WORLD SYSTEM HISTORY Volume I
Author | : George Modelski and Robert A. Denemark |
Publsiher | : EOLSS Publications |
Total Pages | : 382 |
Release | : 2009-09-19 |
Genre | : Electronic Book |
ISBN | : 9781848262188 |
Download WORLD SYSTEM HISTORY Volume I Book in PDF, Epub and Kindle
World System History is a component of Encyclopedia of Social Sciences and Humanities in the global Encyclopedia of Life Support Systems (EOLSS), which is an integrated compendium of twenty one Encyclopedias. The Theme on World System History presents the study of the history of the world system. World system history offers an array of tools with which to apprehend the future. This volume discuss the essential aspects such as World-Systems Analysis; Big History; Epistemology of World System History: Long-Term Processes and Cycles; One World System or Many: The Continuity Thesis in World System History; World Population History; States Systems and Universal Empires; The Silk Road: Afro-Eurasian Connectivity Across the Ages; Dark Ages in World System History; The Kondratieff Waves as Global Social Processes; Globalization in Historical Perspective; Emergence of a Global Polity; World Urbanization: The Role of Settlement Systems in Human Social Evolution; Democratization: The World-Wide Spread Of Democracy in The Modern Age; The Rise of Global Public Opinion; East Asia In the World System; Incorporating North America into the Eurasian World-System. This volume is aimed at the following five major target audiences: University and College Students Educators, Professional Practitioners, Research Personnel and Policy Analysts, Managers, and Decision Makers, NGOs and GOs.

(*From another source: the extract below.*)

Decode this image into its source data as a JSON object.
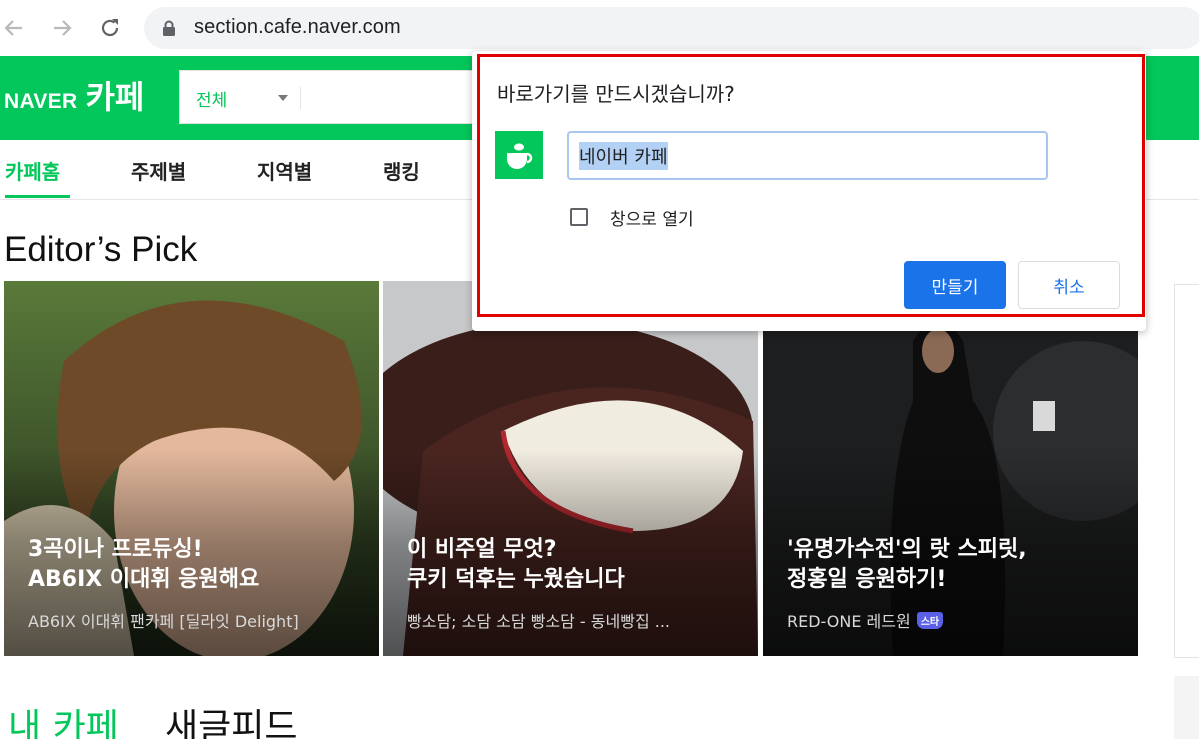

Civilizations and World Systems
Author | : Stephen K. Sanderson |
Publsiher | : Rowman Altamira |
Total Pages | : 332 |
Release | : 1995 |
Genre | : History |
ISBN | : 0761991050 |
Download Civilizations and World Systems Book in PDF, Epub and Kindle
Leading figures in the fields of civilizational studies and sociology and political science join to compare and contrast their assumptions and conclusions about broad-scale social and historical change.